Magnetic properties of finite Co chains on Pt(111)

We present first-principles calculations of the magnetic moments and magnetic anisotropy energies of finite monoatomic Co-n (1less than or equal tonless than or equal to10) chains deposited along the (110) direction on top of a fcc Pt(111) surface. The calculations were performed fully relativistically using the embedded-cluster technique within the Korringa-Kohn-Rostoker method. The magnetic anisotropy energy was evaluated by means of the magnetic force theorem. As a direct consequence of the reduced coordination number of the Co atoms, we found enhanced spin and orbital moments as well as enhanced anisotropy energies in the Co chains as compared to a Co overlayer on Pt(111). For the Pt atoms adjacent to the Co atoms, however, we obtained induced magnetic moments smaller than in the case of a Co monolayer on Pt(111).
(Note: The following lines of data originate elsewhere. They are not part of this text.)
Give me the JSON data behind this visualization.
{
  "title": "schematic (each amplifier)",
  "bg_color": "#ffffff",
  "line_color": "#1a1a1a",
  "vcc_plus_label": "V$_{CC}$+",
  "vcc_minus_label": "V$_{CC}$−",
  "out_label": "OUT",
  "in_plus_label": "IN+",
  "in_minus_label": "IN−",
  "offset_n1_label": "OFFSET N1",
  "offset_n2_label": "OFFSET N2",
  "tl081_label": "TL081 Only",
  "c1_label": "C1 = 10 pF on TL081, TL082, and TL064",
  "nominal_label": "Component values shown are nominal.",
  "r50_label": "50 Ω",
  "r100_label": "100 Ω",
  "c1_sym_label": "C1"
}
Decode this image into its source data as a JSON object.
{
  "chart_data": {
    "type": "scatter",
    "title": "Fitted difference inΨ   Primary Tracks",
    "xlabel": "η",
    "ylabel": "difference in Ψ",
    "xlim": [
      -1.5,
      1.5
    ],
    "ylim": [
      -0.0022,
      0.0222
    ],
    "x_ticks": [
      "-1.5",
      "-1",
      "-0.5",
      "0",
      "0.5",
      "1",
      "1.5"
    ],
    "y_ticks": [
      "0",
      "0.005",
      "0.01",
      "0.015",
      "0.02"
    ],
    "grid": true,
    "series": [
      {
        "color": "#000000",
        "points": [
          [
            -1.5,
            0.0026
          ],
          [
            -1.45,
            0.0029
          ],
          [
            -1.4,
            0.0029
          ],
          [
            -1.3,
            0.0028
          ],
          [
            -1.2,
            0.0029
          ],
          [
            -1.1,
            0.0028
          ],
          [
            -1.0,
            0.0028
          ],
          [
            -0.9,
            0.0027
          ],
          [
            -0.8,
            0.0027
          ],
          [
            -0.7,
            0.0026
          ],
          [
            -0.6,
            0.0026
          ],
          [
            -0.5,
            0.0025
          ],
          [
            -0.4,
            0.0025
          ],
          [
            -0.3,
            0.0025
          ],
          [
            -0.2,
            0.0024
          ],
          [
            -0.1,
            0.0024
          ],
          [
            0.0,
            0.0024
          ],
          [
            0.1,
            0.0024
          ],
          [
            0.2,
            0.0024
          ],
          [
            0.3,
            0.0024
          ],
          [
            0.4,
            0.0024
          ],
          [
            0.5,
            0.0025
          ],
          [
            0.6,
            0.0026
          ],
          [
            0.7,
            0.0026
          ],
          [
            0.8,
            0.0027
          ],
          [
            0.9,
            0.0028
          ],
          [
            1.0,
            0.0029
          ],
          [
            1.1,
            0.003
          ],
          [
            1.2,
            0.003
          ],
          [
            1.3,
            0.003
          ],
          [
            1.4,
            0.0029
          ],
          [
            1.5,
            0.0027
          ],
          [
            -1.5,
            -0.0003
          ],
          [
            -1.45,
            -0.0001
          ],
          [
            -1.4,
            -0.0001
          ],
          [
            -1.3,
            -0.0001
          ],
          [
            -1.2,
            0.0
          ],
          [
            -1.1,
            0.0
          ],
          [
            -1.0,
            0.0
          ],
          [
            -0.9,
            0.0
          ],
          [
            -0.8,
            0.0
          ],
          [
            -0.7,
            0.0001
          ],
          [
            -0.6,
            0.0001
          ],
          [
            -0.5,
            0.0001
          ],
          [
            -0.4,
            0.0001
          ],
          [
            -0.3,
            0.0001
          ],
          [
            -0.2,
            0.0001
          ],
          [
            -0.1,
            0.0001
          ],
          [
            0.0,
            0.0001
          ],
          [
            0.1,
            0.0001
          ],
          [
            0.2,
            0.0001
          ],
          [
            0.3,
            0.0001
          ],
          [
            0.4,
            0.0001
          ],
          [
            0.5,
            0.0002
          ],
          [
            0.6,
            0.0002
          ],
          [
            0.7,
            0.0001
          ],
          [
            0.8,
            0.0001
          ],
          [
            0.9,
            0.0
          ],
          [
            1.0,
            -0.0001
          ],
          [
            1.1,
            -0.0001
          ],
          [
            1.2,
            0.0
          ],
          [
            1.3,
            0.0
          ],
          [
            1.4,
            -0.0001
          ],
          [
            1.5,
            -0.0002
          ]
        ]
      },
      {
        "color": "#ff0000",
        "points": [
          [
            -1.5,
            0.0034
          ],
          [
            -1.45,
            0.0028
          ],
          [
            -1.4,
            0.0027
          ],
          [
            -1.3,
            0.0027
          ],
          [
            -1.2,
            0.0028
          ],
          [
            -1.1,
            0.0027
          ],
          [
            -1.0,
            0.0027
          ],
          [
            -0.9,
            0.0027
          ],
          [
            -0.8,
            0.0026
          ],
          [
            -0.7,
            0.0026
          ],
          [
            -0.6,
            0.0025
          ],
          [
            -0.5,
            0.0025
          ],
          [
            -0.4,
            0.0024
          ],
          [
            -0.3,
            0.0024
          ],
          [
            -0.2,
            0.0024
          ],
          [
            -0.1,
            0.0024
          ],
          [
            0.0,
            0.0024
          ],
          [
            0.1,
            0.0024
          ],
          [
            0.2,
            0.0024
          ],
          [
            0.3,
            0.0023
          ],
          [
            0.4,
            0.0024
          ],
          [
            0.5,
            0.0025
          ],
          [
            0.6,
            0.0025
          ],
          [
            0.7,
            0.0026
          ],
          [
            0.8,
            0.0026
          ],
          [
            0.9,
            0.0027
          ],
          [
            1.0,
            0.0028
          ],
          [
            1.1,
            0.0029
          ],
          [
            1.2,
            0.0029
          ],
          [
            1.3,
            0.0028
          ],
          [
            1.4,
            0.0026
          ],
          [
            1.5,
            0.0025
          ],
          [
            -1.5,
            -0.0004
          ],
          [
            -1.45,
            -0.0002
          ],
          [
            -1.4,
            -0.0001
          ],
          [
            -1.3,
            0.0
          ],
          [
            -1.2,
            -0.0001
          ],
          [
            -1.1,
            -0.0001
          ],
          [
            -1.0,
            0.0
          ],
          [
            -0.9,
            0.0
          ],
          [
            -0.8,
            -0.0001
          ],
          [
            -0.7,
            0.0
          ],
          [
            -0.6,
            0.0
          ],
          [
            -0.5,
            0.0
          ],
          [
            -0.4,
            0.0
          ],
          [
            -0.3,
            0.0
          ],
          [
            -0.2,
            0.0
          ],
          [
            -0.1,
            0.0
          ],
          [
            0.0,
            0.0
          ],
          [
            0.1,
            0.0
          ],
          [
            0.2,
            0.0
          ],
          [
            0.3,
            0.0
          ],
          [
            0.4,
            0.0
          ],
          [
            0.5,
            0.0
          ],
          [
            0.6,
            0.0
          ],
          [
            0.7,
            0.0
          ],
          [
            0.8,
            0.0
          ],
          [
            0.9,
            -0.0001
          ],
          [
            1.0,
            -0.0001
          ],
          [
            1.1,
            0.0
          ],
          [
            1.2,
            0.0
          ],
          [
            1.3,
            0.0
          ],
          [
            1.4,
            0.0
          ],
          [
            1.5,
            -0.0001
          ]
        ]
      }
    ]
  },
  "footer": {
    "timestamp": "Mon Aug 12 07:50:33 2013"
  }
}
The moments and the contributions of the individual atoms to the magnetic anisotropy energy depend characteristically on the position within the chains, i.e., on the local environment of the individual atoms. Independent of the length of the chains we found that the easy axis is perpendicular to the surface. The size of the calculated magnetic anisotropy energy and of the anisotropy of the orbital moment fits very well to available experimental values for monoatomic Co chains deposited on a Pt(997) surface.